Quella che si è chiusa venerdì è la peggiore settimana per gli ETF Bitcoin quotati negli USA da febbraio 2025. Nel corso di soli quattro giorni di trading (con lunedì scorso che ha visto le borse chiuse per il MLK Day) questi prodotti hanno visto la fuoriuscita di capitali per 1,3 miliardi di dollari. Per avere delle fuoriuscite di queste proporzioni, si deve tornare indietro alla settimana del 24 febbraio, quando i prodotti in questione persero 2,6 miliardi. Situazione leggermente diversa per Ethereum, ma comunque fortemente in negativo, per una settimana che pur essendo più o meno tranquilla sotto il fronte del prezzo, ha visto una disaffezione importante di Wall Street.
Possiamo analizzare da diversi angoli la questione, cercando di capire come a Wall Street ci sia stato una sorta di risk off (non solo sulle crypto), che però ha avuto proporzioni maggiori del… dovuto.
I numeri
Partiamo dai numeri. Il grafico che alleghiamo è in grado di rappresentare in un solo colpo d’occhio ciò che è successo davvero. Le candele sono settimanali e offrono dunque il saldo di ciò che è avvenuto durante ciascuna delle settimane. La settimana che si è appena conclusa passerà alla storia come la peggiore da febbraio 2025, per la precisione l’ultima di quel mese.

Il grafico di cui sopra rappresenta Bitcoin, che ha avuto rispetto al suo storico una performance peggiore di quella di Ethereum. Se invece dovessimo tenere conto del rapporto tra capitalizzazioni, Ethereum si sarebbe comportato peggio, dato che Ethereum ha avuto outflow di circa il 45% rispetto a Bitcoin, mentre ha meno del 20% di capitalizzazione in rapporto.

Risk off che dipende dal Giappone?
Scott Bessent, del Tesoro USA, parlando della correzione dei principali indici azionari ha individuato il colpevole nel Giappone, o meglio, nella crisi del suo debito pubblico in termini di rendimento. Forse non ha completamente ragione, dato che le questioni legate alla Groenlandia hanno avuto certamente un impatto.
Non ha però completamente torto: la crisi dei rendimenti (sono troppo alti, e cresciuti troppo rapidamente) in realtà è anche una crisi di liquidità. E Bitcoin ha dimostrato più volte nel corso della sua storia di essere, anche sul breve periodo, molto suscettibile alle compressioni di liquidità che arrivano dai mercati tradizionali.
La buona novella: sul Giappone…
Ci torneremo nel corso della settimana. Ci sono però rumors piuttosto convincenti di un impegno degli USA affinché il mercato dei bond giapponesi si normalizzi. Non è ancora chiaro se Bank of Japan sia effettivamente intervenuta.

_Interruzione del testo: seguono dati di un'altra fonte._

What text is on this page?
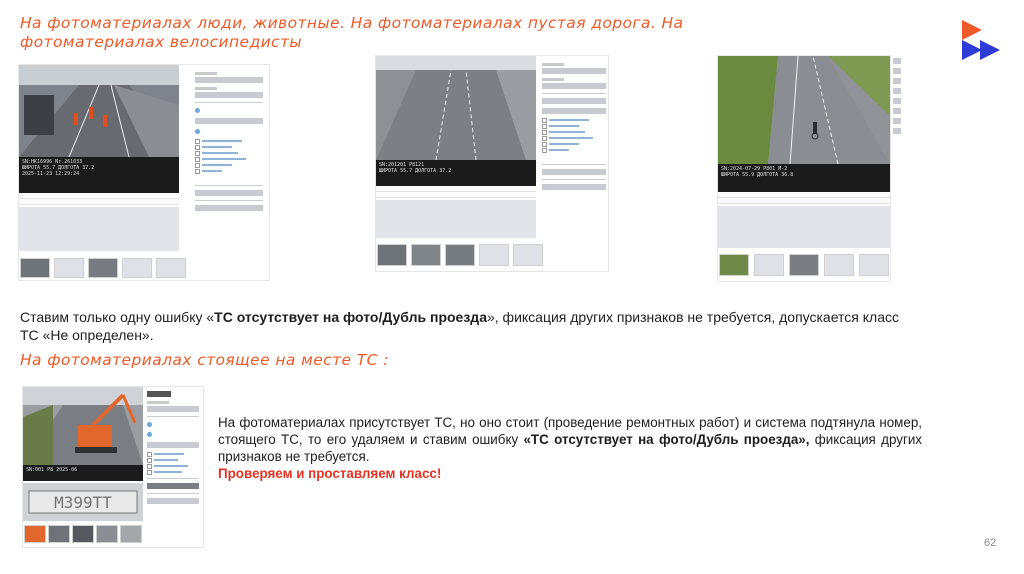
На фотоматериалах люди, животные. На фотоматериалах пустая дорога. На фотоматериалах велосипедисты
SN:HK16996 Nr.261033
ШИРОТА 55.7 ДОЛГОТА 37.2
2025-11-23 12:29:24
SN:201201 P8121
ШИРОТА 55.7 ДОЛГОТА 37.2	SN:2024-07-29 P801 M-2
ШИРОТА 55.9 ДОЛГОТА 36.8
Ставим только одну ошибку «ТС отсутствует на фото/Дубль проезда», фиксация других признаков не требуется, допускается класс ТС «Не определен».
На фотоматериалах стоящее на месте ТС :
SN:001 P8 2025-06
M399TT
На фотоматериалах присутствует ТС, но оно стоит (проведение ремонтных работ) и система подтянула номер, стоящего ТС, то его удаляем и ставим ошибку «ТС отсутствует на фото/Дубль проезда», фиксация других признаков не требуется.
Проверяем и проставляем класс!
62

Ad ogni modo, date anche le affinità tra Tokyo e Washington – e la volontà di quest’ultima di essere di sostegno per le economie amiche (vedi Argentina), probabilmente sarà presente.
La settimana che si apre: il FOMC (non) decide
Si apre inoltre domani una settimana che vedrà le attenzioni dei mercati dominate dal FOMC di mercoledì. È la riunione che decide dei tassi di interesse e di politica monetaria più in generale. Anche se la decisione appare come scontata (no tagli), ci saranno diverse questioni alle quali i mercati non potranno che guardare.
- Balance Sheet
Ci saranno modifiche al piano di acquisto o vendita titoli? Oppure si rimarrà con gli acquisti modesti annunciati per far fronte al tax day del prossimo aprile?
- Con quali toni Powell parlerà
Soprattutto alla luce della sua reazione – insolita – alle indagini del Dipartimento di Giustizia. Anche se non se ne parla da giorni, il clima rimane piuttosto teso. Le parole di Powell, già generalmente molto importanti, saranno seguite con ancora maggiore attenzione.
Nel complesso, alle 20:00 avremo il comunicato che servirà anche per capire se tutti saranno d’accordo sul non tagliare (tranne Miran, probabilmente) e poi alle 20:30 saremo tutti insieme a seguire Powell.
Spazio per un recupero degli ETF?
Al netto di ciò che si vuole pensare su Bitcoin e Ethereum come asset risk on in via generale, durante le ore di trading negli USA e soprattutto in termini di ETF, continuano a essere asset che si muovono secondo logiche risk on.
Ovvero più cresce l’appetito per il rischio, più diventano appetibili per gli investitori.
Eventuali accordi per il Giappone e per la Groenlandia potrebbero fare da buona base per il recupero .
Nota positiva: nonostante vendite nette importanti, gli asset sottostanti sono rimasti su livelli… buoni di prezzo.